Computationally-Guided Assignment of Unexpected Signals in the Raman Spectra of Uranyl Triperoxide Complexes

Mateusz Dembowski; Varinia Bernales; Jie Qiu; Sarah Hickam; Gabriel Gaspar; Laura Gagliardi; Peter C Burns

doi:10.1021/acs.inorgchem.6b02666

Computationally-Guided Assignment of Unexpected Signals in the Raman Spectra of Uranyl Triperoxide Complexes

Inorg Chem. 2017 Feb 6;56(3):1574-1580. doi: 10.1021/acs.inorgchem.6b02666. Epub 2017 Jan 11.

Authors

Mateusz Dembowski¹, Varinia Bernales², Jie Qiu³, Sarah Hickam³, Gabriel Gaspar³, Laura Gagliardi², Peter C Burns^{1

3}

Affiliations

¹ Department of Chemistry and Biochemistry, University of Notre Dame , Notre Dame, Indiana 46556, United States.
² Department of Chemistry, University of Minnesota, Superconducting Institute , 207 Pleasant Street SE, Minneapolis, Minnesota 55455, United States.
³ Department of Civil and Environmental Engineering and Earth Sciences, University of Notre Dame , Notre Dame, Indiana 46556, United States.

PMID: 28075121
DOI: 10.1021/acs.inorgchem.6b02666

Abstract

Combination of uranium, peroxide, and mono- (Na, K) or divalent (Mg, Ca, Sr) cations under alkaline aqueous conditions results in the rapid formation of anionic uranyl triperoxide monomers (UTs), (UO₂(O₂)₃)^4-, exhibiting unique Raman signatures.

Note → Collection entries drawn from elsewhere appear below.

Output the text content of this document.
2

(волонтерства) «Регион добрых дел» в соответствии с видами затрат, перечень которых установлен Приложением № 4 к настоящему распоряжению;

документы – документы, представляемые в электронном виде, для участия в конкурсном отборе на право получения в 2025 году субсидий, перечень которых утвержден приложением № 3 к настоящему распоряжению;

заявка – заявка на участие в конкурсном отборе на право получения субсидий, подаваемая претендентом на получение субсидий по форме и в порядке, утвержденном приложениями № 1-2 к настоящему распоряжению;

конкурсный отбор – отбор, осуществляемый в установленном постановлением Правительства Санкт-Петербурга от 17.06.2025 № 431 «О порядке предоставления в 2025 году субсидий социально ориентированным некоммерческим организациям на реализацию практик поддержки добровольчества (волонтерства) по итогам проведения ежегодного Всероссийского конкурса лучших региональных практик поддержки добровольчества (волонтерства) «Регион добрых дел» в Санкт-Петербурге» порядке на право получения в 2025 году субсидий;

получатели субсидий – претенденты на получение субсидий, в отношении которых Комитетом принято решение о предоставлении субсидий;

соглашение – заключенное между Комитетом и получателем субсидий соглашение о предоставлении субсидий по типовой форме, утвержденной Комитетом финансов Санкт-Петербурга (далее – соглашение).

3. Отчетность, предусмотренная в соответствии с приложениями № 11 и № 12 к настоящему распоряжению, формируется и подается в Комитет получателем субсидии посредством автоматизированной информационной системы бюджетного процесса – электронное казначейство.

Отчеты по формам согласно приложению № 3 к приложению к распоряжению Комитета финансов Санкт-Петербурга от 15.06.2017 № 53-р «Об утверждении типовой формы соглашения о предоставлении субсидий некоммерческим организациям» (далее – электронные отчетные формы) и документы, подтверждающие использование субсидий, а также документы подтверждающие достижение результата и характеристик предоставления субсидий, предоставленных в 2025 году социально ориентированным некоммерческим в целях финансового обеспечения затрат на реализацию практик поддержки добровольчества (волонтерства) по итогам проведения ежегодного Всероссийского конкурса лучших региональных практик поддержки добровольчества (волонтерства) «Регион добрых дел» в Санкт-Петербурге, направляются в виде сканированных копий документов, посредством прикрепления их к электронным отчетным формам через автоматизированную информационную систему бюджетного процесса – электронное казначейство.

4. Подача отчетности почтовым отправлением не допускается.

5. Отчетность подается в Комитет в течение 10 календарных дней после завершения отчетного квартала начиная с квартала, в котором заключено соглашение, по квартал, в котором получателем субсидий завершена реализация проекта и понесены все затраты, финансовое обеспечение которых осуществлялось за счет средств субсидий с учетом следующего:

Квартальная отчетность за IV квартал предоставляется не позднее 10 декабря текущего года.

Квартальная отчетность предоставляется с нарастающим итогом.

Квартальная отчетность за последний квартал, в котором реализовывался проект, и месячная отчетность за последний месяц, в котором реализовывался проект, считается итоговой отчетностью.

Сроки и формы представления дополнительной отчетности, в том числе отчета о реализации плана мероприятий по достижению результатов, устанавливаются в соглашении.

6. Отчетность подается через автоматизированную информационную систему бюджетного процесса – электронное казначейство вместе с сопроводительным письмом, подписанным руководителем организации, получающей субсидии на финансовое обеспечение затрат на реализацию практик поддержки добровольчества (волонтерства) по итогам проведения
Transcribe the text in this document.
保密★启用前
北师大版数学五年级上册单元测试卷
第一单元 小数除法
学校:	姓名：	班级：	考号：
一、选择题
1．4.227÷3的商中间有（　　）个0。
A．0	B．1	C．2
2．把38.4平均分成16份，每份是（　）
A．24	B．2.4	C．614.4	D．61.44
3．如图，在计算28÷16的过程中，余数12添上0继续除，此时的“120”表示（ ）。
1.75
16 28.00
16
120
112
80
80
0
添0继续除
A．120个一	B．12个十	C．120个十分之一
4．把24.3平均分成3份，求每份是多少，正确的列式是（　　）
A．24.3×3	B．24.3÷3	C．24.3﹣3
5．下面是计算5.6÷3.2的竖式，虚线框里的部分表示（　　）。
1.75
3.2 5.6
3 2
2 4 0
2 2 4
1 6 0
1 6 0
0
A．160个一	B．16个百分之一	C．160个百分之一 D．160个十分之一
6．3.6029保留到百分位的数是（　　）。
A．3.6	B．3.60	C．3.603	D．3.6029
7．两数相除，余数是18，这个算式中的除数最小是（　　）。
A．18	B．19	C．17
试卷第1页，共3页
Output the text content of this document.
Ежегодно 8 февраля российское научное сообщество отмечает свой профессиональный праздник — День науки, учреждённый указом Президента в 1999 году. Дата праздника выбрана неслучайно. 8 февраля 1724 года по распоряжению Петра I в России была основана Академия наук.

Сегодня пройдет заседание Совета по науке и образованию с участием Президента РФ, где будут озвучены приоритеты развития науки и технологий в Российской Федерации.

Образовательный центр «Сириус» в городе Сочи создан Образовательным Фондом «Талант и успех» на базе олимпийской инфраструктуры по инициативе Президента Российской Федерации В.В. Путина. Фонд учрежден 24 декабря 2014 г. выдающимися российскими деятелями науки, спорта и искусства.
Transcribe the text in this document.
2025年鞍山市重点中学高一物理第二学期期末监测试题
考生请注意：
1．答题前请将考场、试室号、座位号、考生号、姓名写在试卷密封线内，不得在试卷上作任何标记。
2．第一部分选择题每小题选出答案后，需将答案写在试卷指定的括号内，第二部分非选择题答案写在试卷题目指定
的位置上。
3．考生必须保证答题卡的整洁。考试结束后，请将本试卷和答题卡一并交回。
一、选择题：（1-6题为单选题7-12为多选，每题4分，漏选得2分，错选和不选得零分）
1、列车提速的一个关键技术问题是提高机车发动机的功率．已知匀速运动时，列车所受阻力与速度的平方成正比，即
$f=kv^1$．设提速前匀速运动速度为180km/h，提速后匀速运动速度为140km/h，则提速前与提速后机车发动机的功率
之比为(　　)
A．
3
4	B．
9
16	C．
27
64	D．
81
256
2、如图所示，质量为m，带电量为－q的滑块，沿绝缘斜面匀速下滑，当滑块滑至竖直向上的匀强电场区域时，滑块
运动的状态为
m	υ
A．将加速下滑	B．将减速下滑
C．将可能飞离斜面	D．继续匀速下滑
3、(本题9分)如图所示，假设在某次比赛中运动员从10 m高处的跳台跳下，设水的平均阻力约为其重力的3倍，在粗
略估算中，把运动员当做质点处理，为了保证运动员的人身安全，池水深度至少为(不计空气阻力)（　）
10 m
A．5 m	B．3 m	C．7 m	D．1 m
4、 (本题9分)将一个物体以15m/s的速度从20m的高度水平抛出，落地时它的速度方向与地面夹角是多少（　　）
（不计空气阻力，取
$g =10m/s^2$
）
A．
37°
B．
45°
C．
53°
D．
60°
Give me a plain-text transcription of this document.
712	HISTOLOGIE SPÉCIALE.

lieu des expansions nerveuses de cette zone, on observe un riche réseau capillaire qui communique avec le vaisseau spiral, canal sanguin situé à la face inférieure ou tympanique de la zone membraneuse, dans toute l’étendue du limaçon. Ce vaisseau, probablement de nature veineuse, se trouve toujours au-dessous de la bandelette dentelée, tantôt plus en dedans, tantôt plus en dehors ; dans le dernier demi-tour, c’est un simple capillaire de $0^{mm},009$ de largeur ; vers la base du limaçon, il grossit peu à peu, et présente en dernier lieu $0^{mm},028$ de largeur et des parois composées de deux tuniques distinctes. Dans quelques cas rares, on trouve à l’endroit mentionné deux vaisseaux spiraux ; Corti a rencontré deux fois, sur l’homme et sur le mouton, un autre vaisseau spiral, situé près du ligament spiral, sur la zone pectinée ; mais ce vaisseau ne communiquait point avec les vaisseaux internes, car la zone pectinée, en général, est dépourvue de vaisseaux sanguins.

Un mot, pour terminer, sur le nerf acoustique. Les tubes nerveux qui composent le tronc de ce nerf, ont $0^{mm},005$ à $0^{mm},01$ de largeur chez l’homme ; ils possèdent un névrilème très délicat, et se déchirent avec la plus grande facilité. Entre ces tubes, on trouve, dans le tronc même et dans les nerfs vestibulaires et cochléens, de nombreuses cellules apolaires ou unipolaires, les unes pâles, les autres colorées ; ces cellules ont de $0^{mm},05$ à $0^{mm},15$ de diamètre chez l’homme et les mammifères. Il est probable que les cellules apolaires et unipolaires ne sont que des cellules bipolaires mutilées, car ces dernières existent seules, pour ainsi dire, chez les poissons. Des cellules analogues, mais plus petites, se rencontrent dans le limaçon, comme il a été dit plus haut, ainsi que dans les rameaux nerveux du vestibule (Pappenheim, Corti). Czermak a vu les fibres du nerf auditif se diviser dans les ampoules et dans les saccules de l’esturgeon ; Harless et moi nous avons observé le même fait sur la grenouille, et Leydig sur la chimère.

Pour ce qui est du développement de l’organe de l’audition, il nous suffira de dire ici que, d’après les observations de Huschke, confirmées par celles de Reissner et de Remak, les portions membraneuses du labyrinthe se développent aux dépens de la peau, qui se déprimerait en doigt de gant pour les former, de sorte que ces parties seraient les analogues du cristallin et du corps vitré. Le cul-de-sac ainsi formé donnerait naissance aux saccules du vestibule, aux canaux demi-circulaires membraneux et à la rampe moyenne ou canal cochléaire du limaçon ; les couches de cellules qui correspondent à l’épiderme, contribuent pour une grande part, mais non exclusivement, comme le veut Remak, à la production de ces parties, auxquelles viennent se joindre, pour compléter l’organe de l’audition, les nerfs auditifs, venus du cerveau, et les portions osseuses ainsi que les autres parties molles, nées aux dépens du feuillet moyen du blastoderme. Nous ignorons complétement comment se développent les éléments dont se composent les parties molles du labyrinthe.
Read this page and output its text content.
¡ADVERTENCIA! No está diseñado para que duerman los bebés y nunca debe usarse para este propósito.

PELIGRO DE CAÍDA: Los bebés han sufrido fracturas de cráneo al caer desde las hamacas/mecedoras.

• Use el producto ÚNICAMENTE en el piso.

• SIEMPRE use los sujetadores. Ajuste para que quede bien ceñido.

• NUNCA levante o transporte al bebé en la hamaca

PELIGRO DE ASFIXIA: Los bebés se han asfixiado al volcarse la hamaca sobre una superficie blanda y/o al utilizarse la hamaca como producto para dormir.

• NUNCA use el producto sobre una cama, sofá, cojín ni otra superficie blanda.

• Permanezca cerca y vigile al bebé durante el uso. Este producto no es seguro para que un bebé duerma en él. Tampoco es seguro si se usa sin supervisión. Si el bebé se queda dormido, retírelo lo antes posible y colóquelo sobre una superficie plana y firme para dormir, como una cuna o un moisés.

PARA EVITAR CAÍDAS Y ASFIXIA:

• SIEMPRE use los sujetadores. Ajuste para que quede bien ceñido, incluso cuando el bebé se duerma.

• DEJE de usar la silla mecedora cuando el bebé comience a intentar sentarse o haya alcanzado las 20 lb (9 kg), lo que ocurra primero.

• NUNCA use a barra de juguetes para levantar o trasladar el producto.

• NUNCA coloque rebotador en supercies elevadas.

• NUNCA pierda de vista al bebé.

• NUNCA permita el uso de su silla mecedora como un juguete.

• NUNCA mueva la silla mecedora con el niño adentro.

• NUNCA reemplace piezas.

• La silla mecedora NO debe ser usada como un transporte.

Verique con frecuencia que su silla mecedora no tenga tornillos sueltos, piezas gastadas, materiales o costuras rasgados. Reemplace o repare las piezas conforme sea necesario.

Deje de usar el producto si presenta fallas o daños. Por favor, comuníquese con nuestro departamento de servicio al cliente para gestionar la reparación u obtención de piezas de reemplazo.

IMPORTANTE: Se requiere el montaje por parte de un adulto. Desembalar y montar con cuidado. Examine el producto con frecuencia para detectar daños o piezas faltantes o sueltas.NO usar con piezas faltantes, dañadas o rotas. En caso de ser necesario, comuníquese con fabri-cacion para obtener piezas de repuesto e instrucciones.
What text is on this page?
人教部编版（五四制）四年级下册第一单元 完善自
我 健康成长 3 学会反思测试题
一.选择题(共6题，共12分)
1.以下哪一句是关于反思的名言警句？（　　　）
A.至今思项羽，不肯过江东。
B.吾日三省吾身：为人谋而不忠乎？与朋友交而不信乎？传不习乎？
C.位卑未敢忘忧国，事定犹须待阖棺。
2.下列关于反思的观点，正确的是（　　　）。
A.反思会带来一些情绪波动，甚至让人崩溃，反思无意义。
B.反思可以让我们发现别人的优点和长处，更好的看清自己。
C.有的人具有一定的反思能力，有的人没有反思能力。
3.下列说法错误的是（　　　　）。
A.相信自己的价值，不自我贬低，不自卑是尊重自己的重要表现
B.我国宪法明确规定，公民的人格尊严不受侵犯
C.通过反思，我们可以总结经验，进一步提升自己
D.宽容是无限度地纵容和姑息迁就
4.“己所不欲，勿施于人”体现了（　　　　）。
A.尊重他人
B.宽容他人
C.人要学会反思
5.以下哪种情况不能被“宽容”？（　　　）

Electronic structure calculations were decisive for the interpretation of the spectra and assignment of unexpected signals associated with vibrations of the uranyl and peroxide ions. Assignments were verified by ¹⁸O isotopic labeling of the uranyl ions supporting the computational-based interpretation of the experimentally observed peaks and the assignment of a novel asymmetric vibration of the peroxide ligands, _v2(O₂^2-).